The ‘equality’ part of the graphic reminds me that schooling is a highly standardised affair. Every student is assigned the same year-level curriculum at the same time and is given the same amount of time to work on it. All students are assessed with the same tests and examinations (administered at the same times) and their performances are evaluated against the same expectations or achievement standards. All are then simultaneously given the next year-level curriculum and the process recommences, whatever their readiness.
The ‘equity’ alternative recognises that progress is maximised when each learner is given learning opportunities appropriate to their current learning needs – well-targeted stretch challenges that may not be the same for all students. Research into human learning has made this clear. This part of the graphic also invites a more flexible approach to time. What is important is that every student makes excellent progress and eventually achieves high standards, not that they all reach the same point at the same time or even that they all progress at the same rate.
Currently, in Australia, every student is assigned the same year-level curriculum by a central curriculum authority. This standardised approach is administratively convenient and may seem superficially ‘fair’.
In my recommendations for the New South Wales curriculum, I proposed that teachers be responsible for deciding the curriculum each student is assigned, based on that student’s current level of attainment and learning needs.
To facilitate this I proposed that, for a learning area such as mathematics, a sequence of syllabuses be centrally developed. This sequence would provide the common path along which all students progress. However, students would not be required to move in lockstep from syllabus to syllabus. Instead, teachers would decide when a student had mastered the content of a syllabus and was ready to move to the next. In this way, students who required more time would have it, and students ready for a more challenging syllabus would be able to advance to it. The objective would be to maximise every student’s learning by ensuring no student was assigned a syllabus that was much too difficult or much too easy.

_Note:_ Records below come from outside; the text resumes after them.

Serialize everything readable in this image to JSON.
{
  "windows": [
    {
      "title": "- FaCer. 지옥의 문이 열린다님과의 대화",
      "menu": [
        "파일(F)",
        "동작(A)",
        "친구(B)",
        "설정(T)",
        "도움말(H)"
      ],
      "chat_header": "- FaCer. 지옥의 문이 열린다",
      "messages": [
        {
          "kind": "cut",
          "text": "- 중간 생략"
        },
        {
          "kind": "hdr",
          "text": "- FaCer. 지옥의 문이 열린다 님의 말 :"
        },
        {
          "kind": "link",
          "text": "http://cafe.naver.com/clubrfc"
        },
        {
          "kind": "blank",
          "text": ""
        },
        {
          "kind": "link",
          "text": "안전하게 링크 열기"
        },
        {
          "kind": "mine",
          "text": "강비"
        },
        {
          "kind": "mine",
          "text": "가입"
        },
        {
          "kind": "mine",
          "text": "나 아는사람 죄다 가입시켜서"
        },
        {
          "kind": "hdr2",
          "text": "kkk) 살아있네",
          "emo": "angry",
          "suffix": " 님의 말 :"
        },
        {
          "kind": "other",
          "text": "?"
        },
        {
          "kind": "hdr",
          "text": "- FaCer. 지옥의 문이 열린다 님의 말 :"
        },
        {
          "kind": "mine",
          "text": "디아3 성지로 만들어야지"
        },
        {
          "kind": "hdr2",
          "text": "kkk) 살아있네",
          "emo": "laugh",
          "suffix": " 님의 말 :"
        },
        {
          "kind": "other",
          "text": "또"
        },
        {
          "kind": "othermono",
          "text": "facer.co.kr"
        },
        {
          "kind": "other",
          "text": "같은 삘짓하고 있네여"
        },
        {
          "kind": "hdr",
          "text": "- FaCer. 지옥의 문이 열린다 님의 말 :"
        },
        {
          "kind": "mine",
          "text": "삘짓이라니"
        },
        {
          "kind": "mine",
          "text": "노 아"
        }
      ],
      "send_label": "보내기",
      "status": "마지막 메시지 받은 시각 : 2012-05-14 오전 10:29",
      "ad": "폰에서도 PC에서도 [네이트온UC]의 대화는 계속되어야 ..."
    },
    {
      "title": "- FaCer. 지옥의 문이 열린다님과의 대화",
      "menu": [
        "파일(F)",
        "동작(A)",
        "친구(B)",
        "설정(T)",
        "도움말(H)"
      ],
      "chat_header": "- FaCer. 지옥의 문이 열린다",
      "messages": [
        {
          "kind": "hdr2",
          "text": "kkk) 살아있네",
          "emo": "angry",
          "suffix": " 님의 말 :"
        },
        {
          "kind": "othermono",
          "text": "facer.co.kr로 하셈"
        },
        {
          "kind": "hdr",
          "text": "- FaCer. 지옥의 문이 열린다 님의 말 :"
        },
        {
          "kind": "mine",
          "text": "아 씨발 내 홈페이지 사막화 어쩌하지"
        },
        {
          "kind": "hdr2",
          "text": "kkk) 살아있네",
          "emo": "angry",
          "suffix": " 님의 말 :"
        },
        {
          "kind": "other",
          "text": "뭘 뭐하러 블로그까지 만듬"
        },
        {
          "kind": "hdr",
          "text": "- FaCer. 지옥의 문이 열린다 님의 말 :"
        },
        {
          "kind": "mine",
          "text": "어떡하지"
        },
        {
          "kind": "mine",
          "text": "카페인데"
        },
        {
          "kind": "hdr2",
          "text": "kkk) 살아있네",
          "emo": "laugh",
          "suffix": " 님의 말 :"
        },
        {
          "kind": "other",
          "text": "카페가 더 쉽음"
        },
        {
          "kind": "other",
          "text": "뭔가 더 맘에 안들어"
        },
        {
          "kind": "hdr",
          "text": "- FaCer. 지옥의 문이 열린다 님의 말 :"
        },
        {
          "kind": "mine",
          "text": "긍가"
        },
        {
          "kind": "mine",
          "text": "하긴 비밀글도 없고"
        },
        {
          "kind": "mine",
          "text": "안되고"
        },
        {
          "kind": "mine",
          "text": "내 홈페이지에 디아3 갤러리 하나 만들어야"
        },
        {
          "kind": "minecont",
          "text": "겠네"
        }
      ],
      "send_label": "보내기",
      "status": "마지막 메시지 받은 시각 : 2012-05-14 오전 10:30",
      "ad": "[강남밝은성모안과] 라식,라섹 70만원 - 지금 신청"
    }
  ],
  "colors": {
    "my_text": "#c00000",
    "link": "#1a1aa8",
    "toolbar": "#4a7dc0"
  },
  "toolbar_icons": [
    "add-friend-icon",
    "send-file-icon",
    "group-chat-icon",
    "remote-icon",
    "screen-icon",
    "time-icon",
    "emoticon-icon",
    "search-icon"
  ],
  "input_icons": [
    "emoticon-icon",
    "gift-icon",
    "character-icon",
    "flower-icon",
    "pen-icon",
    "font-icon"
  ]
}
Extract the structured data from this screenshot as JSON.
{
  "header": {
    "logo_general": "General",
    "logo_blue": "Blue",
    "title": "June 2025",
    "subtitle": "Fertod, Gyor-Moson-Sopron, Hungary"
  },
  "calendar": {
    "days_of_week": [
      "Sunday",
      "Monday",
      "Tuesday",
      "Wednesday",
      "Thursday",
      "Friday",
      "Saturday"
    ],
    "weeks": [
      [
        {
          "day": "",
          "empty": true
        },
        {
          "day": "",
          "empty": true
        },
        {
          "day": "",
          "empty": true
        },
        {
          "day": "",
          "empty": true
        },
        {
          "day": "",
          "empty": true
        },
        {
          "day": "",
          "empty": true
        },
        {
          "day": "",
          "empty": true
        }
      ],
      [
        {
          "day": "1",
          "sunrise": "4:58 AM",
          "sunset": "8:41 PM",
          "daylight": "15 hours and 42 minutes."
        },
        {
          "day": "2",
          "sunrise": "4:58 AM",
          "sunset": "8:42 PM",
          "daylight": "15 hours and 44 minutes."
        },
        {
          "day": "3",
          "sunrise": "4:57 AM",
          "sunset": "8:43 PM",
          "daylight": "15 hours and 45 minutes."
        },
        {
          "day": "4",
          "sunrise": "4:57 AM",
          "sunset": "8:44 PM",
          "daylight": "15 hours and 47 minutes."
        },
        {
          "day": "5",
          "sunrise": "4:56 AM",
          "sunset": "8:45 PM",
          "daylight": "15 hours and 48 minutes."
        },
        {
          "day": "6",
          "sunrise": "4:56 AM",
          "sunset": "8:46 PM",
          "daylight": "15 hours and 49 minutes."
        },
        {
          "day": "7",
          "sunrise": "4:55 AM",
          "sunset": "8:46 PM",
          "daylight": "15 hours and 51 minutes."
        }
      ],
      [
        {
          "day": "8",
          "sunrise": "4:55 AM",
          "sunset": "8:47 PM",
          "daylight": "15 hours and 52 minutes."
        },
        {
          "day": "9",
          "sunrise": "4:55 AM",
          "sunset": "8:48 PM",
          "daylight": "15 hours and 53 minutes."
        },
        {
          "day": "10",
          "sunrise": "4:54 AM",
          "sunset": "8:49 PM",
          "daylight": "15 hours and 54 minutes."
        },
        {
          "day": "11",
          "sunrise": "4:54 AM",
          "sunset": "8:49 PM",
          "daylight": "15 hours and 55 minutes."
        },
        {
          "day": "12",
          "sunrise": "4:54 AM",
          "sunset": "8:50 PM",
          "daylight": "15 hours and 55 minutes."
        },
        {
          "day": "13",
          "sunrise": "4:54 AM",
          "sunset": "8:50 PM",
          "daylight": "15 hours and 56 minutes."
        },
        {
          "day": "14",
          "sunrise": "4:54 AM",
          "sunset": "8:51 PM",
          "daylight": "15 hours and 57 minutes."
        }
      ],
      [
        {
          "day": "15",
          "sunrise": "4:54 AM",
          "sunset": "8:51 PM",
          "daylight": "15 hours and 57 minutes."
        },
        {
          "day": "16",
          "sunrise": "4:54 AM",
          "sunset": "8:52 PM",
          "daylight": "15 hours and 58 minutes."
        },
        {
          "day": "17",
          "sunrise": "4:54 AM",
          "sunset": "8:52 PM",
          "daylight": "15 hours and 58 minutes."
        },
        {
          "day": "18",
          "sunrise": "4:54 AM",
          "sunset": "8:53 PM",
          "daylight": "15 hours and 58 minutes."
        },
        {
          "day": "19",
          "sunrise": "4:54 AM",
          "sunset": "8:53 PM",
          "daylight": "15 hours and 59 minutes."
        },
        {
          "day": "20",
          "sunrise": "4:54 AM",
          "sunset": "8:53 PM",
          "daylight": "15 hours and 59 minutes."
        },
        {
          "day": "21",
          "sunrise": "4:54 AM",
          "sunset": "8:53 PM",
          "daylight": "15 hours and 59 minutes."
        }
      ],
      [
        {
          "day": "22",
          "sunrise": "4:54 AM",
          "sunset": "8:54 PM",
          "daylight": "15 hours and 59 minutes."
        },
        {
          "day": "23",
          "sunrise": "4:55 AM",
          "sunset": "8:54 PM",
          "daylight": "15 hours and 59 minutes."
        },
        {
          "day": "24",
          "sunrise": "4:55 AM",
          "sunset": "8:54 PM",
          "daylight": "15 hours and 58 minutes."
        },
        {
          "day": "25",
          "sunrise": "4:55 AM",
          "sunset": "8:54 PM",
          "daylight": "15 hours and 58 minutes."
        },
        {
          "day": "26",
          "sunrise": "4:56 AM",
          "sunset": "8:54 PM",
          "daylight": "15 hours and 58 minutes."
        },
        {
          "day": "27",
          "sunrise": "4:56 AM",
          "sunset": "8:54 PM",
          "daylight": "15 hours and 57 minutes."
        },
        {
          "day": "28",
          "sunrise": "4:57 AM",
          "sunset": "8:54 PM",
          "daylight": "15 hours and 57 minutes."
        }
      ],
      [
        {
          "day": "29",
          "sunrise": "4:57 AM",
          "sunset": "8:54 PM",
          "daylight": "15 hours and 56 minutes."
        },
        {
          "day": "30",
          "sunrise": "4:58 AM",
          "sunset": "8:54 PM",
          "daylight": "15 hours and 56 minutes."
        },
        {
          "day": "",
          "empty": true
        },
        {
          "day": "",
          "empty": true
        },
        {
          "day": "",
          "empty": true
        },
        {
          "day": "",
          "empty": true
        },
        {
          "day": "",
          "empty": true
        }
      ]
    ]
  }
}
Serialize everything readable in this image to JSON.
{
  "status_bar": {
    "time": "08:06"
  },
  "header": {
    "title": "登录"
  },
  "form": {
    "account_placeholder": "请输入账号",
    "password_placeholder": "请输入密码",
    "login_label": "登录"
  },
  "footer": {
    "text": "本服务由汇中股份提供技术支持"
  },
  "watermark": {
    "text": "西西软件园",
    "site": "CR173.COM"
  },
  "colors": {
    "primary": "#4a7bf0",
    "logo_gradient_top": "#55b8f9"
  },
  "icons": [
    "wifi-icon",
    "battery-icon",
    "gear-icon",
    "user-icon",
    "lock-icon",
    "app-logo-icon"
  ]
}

Obviously, this introduces a significant change in practice. Under my proposal, the decision about when a student moves to the next syllabus would be based on a teacher’s assessment of their readiness, not elapsed time. In other words, the decision would be evidence-based, not evidence-free. This is how students currently advance in music, language learning and swimming.
Some were concerned that my proposal might lead to ‘streaming’. But streaming places students on different paths, usually with different curriculum content. Some of these paths limit how far students can progress. Some lead to dead-ends. I proposed the same learning path (sequence of syllabuses) and content for every student. The only difference would be in the rates at which individuals progress through that content.
Others were concerned that teachers would not be able to manage classes in which students were not all learning the same material at the same time. Teachers I’ve spoken with disagree with this; some say they already do this. And this view of teachers as ‘deliverers’ of a centrally prescribed solution (to everybody at the same time for the same amount of time) is inconsistent with the nature of professional work. Professionals of all kinds evaluate what they’re dealing with and then provide solutions appropriate to presenting situations.
To maximise learning, teachers need to be able to provide individuals with learning activities and challenges appropriate to their current levels of attainment and learning needs. The requirement that all students be assigned the same curriculum at the same time, with the accompanying expectation that teachers ‘differentiate’ their teaching to accommodate students’ varying needs, not only can be contradictory, but also is failing to meet the needs of many students in our schools.
The answer lies in recognising that fairness and individual progress are maximised by insisting on equity rather than equality.